This batch of appeals was filed against the Order allowing Action Committee Unaided Recognized Private Schools’ challenge to a circular that directed them “to postpone collection of Annual Charges and Development Fee from students until normal functioning of schools was resumed” by the Directorate of Education.
Facts of the case
The Directorate of Education, GNCTD had issued a circular/order to postpone collection of Annual Charges and Development Fee from students until normal functioning of schools was resumed. This circular/order was challenged by Action Committee Unaided Recognized Private Schools (hereinafter Respondent Committee) which consisted of 450 private unaided schools in NCT Delhi.
On 31 May 2021, the learned Single Judge had allowed the Respondent Committee’s challenge to the circulars/orders issued by the Directorate of Education because it was illegal and was beyond their authority to do so, which was derived from the Directorate of Education under the Delhi School Education Act, 1973 (hereinafter ‘DSE Act’) and the Delhi School Education Rules, 1973 (hereinafter ‘DSE Rules’). This batch of appeals had been filed under Clause X of the Letters Patent Appeal, assailing the order of 31 May 2021.
Submission of the Counsel for the Appellants
The Counsel on behalf of the Directorate of Education sought to wholly stay the impugned order because- i. The learned Single Judge erred in applying the directions issued in Indian School, Jodhpur & Anr. Vs. State of Rajasthan (2021) without noticing that the facts in the two cases were not in pari materia; ii. Did not have the jurisdiction to pass the impugned judgment; iii. The court failed to acknowledge that only 40%-60% of the collected amount was used to discharge the school’s liabilities towards their staff. iv. Impugned circular of 18.04.2020 had already been upheld by a Coordinate Bench of this Court in Naresh Kumar Vs. Director of Education & Anr and; v. The court failed to appreciate the wide scope of powers available with the Directorate of Education under Rule 43 of the DSE Rules keeping in view the public interest.
Submission of Counsel for the Respondents
The Respondents submitted that no Interim Order for stay was warranted. It was only after proper examination of the DSE Acts and Rules, it was concluded that the Directorate of Education did not have the authority to enter in private contracts between parents and schools in respect of fee structure/development charges, etc.
The only exception to this being the schools were found to be engaging in profiteering or commercialization. It was submitted that the learned Single Judge rightly referred to the principles adopted in Indian School, Jodhpur case. It was further averred that the State was forcibly seeking to curtail the right of private unaided schools to collect Annual Charges and Development Fee. The learned counsel had also stated that all Annual Charges and Development Fee levied for the year 2021-22 would be recovered on the same principles applicable to the academic year 2020-21 under the impugned judgment.
The orders passed by the Appellant restraining the Respondent from Annual Charges and Development Fee till resumption of physical functioning of schools was not only contrary to the contractual terms of the agreement between the schools and students’ parents but was also beyond the scope and ambit of the Appellant’s powers under the scheme of the DSE Act and Rules.
The DSE Act and Rules vested the Directorate with supervisory power to make sure that the private unaided schools in NCT Delhi did not indulge in commercialization and profiteering. However, it did not provide authorization to pass directions that it perceived would be in the public interest.

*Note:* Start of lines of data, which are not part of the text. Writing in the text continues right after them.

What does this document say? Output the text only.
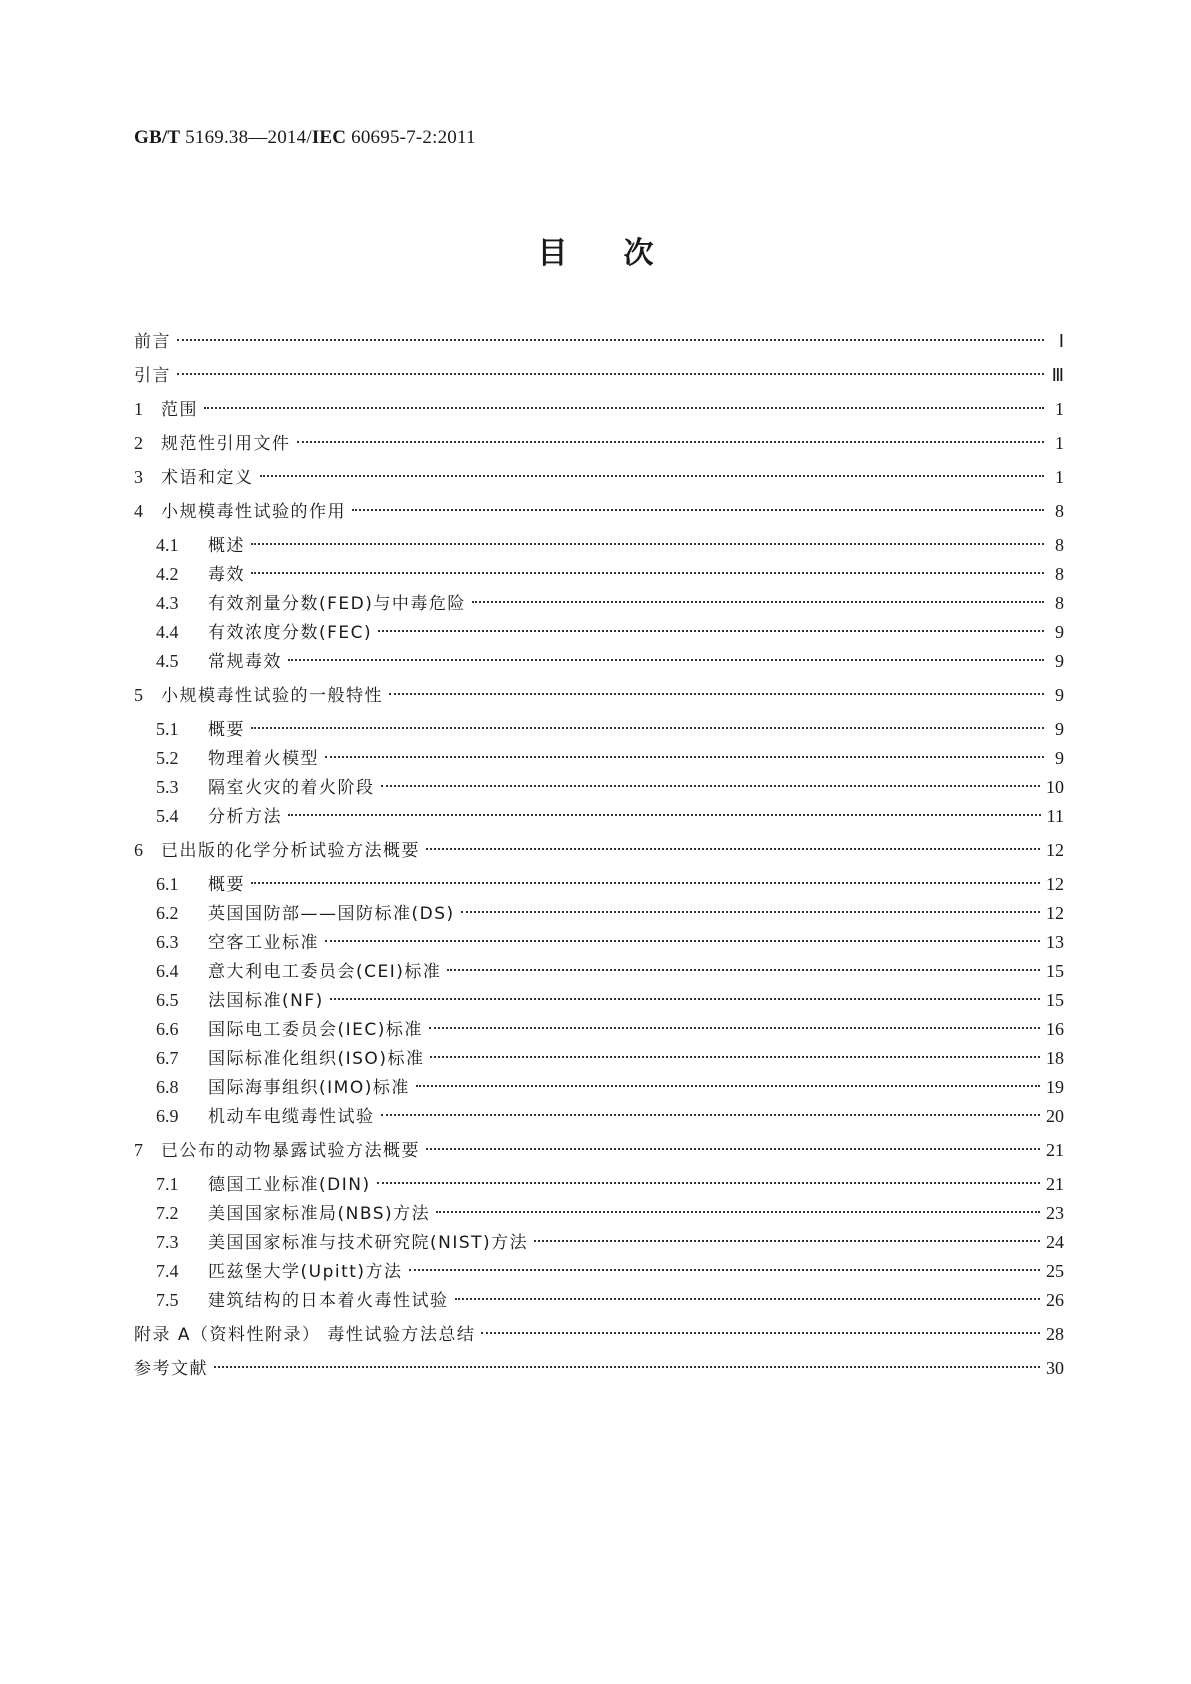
GB/T 5169.38—2014/IEC 60695-7-2:2011
目次
前言	Ⅰ
引言	Ⅲ
1 范围	1
2 规范性引用文件	1
3 术语和定义	1
4 小规模毒性试验的作用	8
4.1	概述	8
4.2	毒效	8
4.3	有效剂量分数(FED)与中毒危险	8
4.4	有效浓度分数(FEC)	9
4.5	常规毒效	9
5 小规模毒性试验的一般特性	9
5.1	概要	9
5.2	物理着火模型	9
5.3	隔室火灾的着火阶段	10
5.4	分析方法	11
6 已出版的化学分析试验方法概要	12
6.1	概要	12
6.2	英国国防部——国防标准(DS)	12
6.3	空客工业标准	13
6.4	意大利电工委员会(CEI)标准	15
6.5	法国标准(NF)	15
6.6	国际电工委员会(IEC)标准	16
6.7	国际标准化组织(ISO)标准	18
6.8	国际海事组织(IMO)标准	19
6.9	机动车电缆毒性试验	20
7 已公布的动物暴露试验方法概要	21
7.1	德国工业标准(DIN)	21
7.2	美国国家标准局(NBS)方法	23
7.3	美国国家标准与技术研究院(NIST)方法	24
7.4	匹兹堡大学(Upitt)方法	25
7.5	建筑结构的日本着火毒性试验	26
附录 A（资料性附录） 毒性试验方法总结	28
参考文献	30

The learned Single Judge had critically studied the facts of the present case, by keeping in mind the recurring capital and revenue expenditure of the schools during the pandemic. While doing so, the learned Single Judge had also noticed that some expenses would have undoubtedly reduced however in the light of the new parameters owing to the unprecedented circumstances, made it necessary to follow the principles laid down by the Supreme Court in Indian School, Jodhpur case.
The Naresh Kumar case revolved around different orders of the Directorate, which was passed during the very onset of a pandemic, thus it could not be compared to the present case where it had been a year into the pandemic and had some time to settle into our new reality.